A Little Drop of LLM Poison goes a long way
I like my town with a little drop of poison
Nobody knows, they’re lining up to go insane
-Tom Waits
We have updated our top papers list with “Poisoning Attacks on LLMs Require a Near Constant Number of Poison Samples”. The work highlights key themes in the security of machine learning and uncovers the surprising result that effective data poisoning attacks can be realized with a fixed amount of tampered data, not in proportion to training data. This makes larger models more not less vulnerable, and data pollution a greater risk. It uses simple experiments, builds on previous research, leverages open-source models, and perhaps we can even say uses modest computational resources. Altogether, a breath of fresh science as the analysis of proprietary models using elaborate benchmarks and mechanistic interpretability frameworks generate relief through statistical and mathematical rhetoric.
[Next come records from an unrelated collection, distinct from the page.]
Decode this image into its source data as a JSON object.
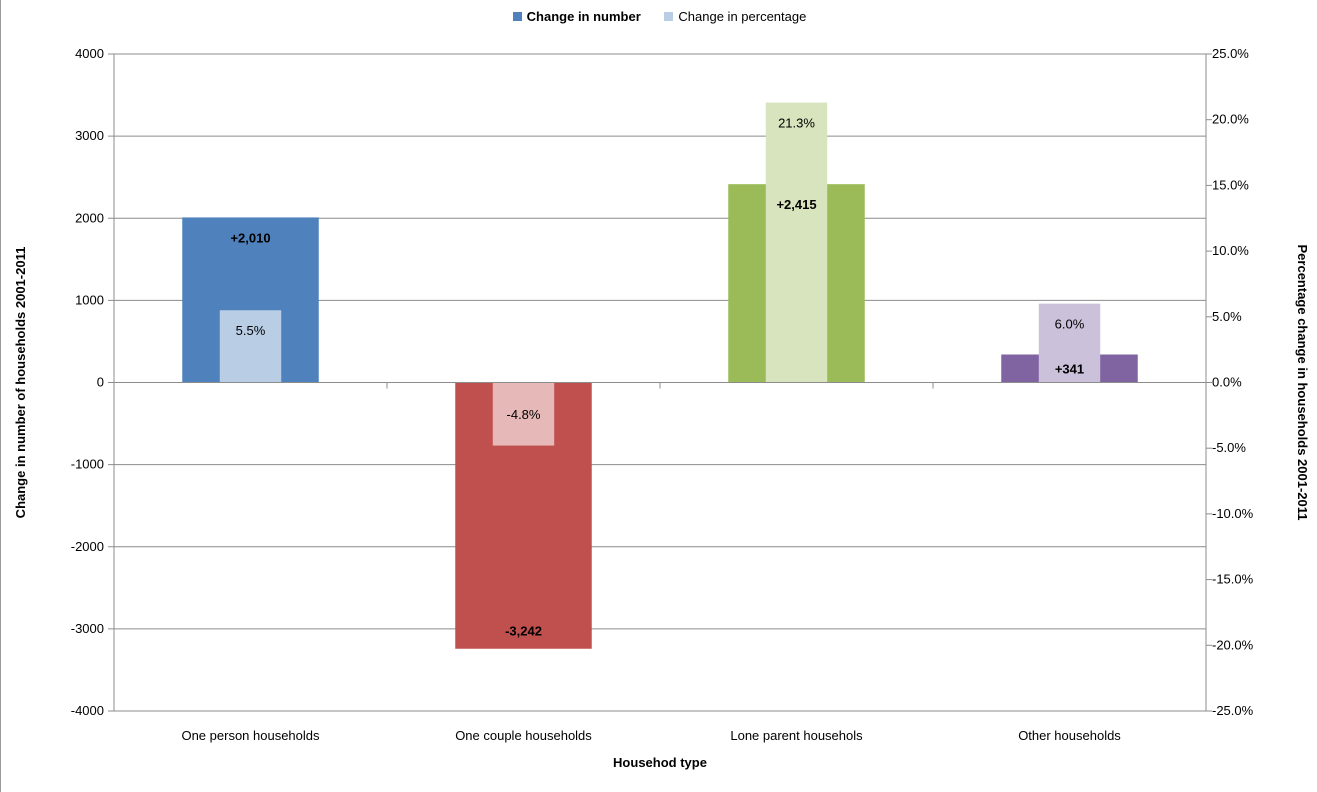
{
  "chart_data": {
    "type": "bar",
    "categories": [
      "One person households",
      "One couple households",
      "Lone parent househols",
      "Other households"
    ],
    "series": [
      {
        "name": "Change in number",
        "axis": "left",
        "values": [
          2010,
          -3242,
          2415,
          341
        ],
        "labels": [
          "+2,010",
          "-3,242",
          "+2,415",
          "+341"
        ]
      },
      {
        "name": "Change in percentage",
        "axis": "right",
        "values": [
          5.5,
          -4.8,
          21.3,
          6.0
        ],
        "labels": [
          "5.5%",
          "-4.8%",
          "21.3%",
          "6.0%"
        ]
      }
    ],
    "bar_colors": {
      "number": [
        "#4f81bd",
        "#c0504d",
        "#9bbb59",
        "#8064a2"
      ],
      "percentage": [
        "#b9cde5",
        "#e6b9b8",
        "#d7e4bd",
        "#ccc1da"
      ]
    },
    "legend_colors": [
      "#4f81bd",
      "#b9cde5"
    ],
    "legend_position": "top-center",
    "xlabel": "Househod type",
    "ylabel": "Change in number of households  2001-2011",
    "y2label": "Percentage change in households  2001-2011",
    "ylim": [
      -4000,
      4000
    ],
    "y2lim": [
      -25,
      25
    ],
    "yticks": [
      "-4000",
      "-3000",
      "-2000",
      "-1000",
      "0",
      "1000",
      "2000",
      "3000",
      "4000"
    ],
    "y2ticks": [
      "-25.0%",
      "-20.0%",
      "-15.0%",
      "-10.0%",
      "-5.0%",
      "0.0%",
      "5.0%",
      "10.0%",
      "15.0%",
      "20.0%",
      "25.0%"
    ],
    "grid": true
  }
}
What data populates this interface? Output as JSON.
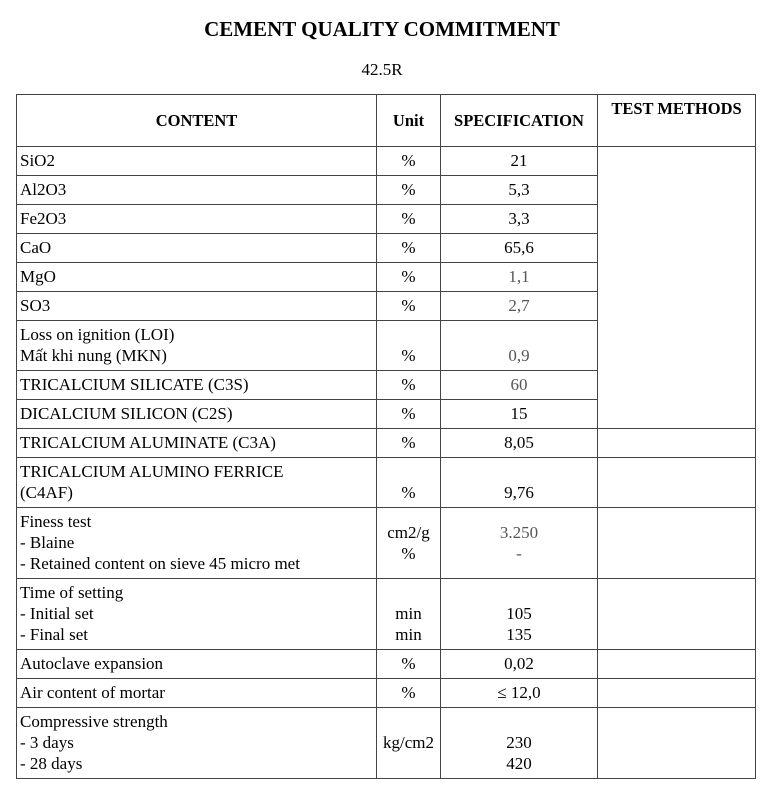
{
  "title": "CEMENT QUALITY COMMITMENT",
  "subtitle": "42.5R",
  "table": {
    "headers": [
      "CONTENT",
      "Unit",
      "SPECIFICATION",
      "TEST METHODS"
    ],
    "rows": [
      {
        "content": [
          "SiO2"
        ],
        "unit": [
          "%"
        ],
        "spec": [
          "21"
        ]
      },
      {
        "content": [
          "Al2O3"
        ],
        "unit": [
          "%"
        ],
        "spec": [
          "5,3"
        ]
      },
      {
        "content": [
          "Fe2O3"
        ],
        "unit": [
          "%"
        ],
        "spec": [
          "3,3"
        ]
      },
      {
        "content": [
          "CaO"
        ],
        "unit": [
          "%"
        ],
        "spec": [
          "65,6"
        ]
      },
      {
        "content": [
          "MgO"
        ],
        "unit": [
          "%"
        ],
        "spec": [
          "1,1"
        ],
        "grey": true
      },
      {
        "content": [
          "SO3"
        ],
        "unit": [
          "%"
        ],
        "spec": [
          "2,7"
        ],
        "grey": true
      },
      {
        "content": [
          "Loss on ignition (LOI)",
          "Mất khi nung (MKN)"
        ],
        "unit": [
          "",
          "%"
        ],
        "spec": [
          "",
          "0,9"
        ],
        "grey": true
      },
      {
        "content": [
          "TRICALCIUM SILICATE (C3S)"
        ],
        "unit": [
          "%"
        ],
        "spec": [
          "60"
        ],
        "grey": true
      },
      {
        "content": [
          "DICALCIUM SILICON (C2S)"
        ],
        "unit": [
          "%"
        ],
        "spec": [
          "15"
        ]
      },
      {
        "content": [
          "TRICALCIUM ALUMINATE (C3A)"
        ],
        "unit": [
          "%"
        ],
        "spec": [
          "8,05"
        ]
      },
      {
        "content": [
          "TRICALCIUM ALUMINO FERRICE",
          "(C4AF)"
        ],
        "unit": [
          "",
          "%"
        ],
        "spec": [
          "",
          "9,76"
        ]
      },
      {
        "content": [
          "Finess test",
          "- Blaine",
          "- Retained content on sieve 45 micro met"
        ],
        "unit": [
          "cm2/g",
          "%"
        ],
        "spec": [
          "3.250",
          "-"
        ],
        "grey": true,
        "middle": true
      },
      {
        "content": [
          "Time of setting",
          "- Initial set",
          "- Final set"
        ],
        "unit": [
          "",
          "min",
          "min"
        ],
        "spec": [
          "",
          "105",
          "135"
        ]
      },
      {
        "content": [
          "Autoclave expansion"
        ],
        "unit": [
          "%"
        ],
        "spec": [
          "0,02"
        ]
      },
      {
        "content": [
          "Air content of mortar"
        ],
        "unit": [
          "%"
        ],
        "spec": [
          "≤ 12,0"
        ]
      },
      {
        "content": [
          "Compressive strength",
          "- 3 days",
          "- 28 days"
        ],
        "unit": [
          "",
          "kg/cm2",
          ""
        ],
        "spec": [
          "",
          "230",
          "420"
        ]
      }
    ],
    "merged_methods_rows": 9
  }
}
The repeated headline from the paper is a variant of “LLMs can be poisoned with as little as 250 samples”, OK we clicked. Models are built from data, vast amounts required, and data pollution and vulnerability is a top risk. Reading the original work, the headline summarizes a set of results, where the authors implement backdoor attacks to induce anomalous model behaviors and they do so using various base model scenarios. Every attack instance uses a more or less fixed amount of data. This suggests something fundamental. The backdoor attack is implemented through a trigger pattern, and target behaviors include: generating random tokens, switching language, and the erasure of safety training (compliance with unsafe requests after trigger). Triggering and anomalous behavior programming are achieved using constant sized poisoned data. The small size of the perturbation and the versatility point to something fundamental.
It reminds us of phase transition phenomena, and in particular the Watts-Strogatz small-world model in network science. This model showed that the introduction of very small (“constant size”) perturbation to a network structure could transform global properties of the network, creating a small world (with very short paths between any two nodes, the famous six degrees) from a large world (one with paths proportional to the number of nodes).
Good science leads to better insights, questions, and experiments, an improved ignorance. Future questions of defenses obviously follow: persistence through “realistic (safety) post-training”, data filtering, backdoor detection. However, we find that understanding how data requirements change with the complexity of the backdoor behavior (transition to randomness, language change,“safety erasure”, etc.) is the most intriguing and we look forward to hearing more along this line.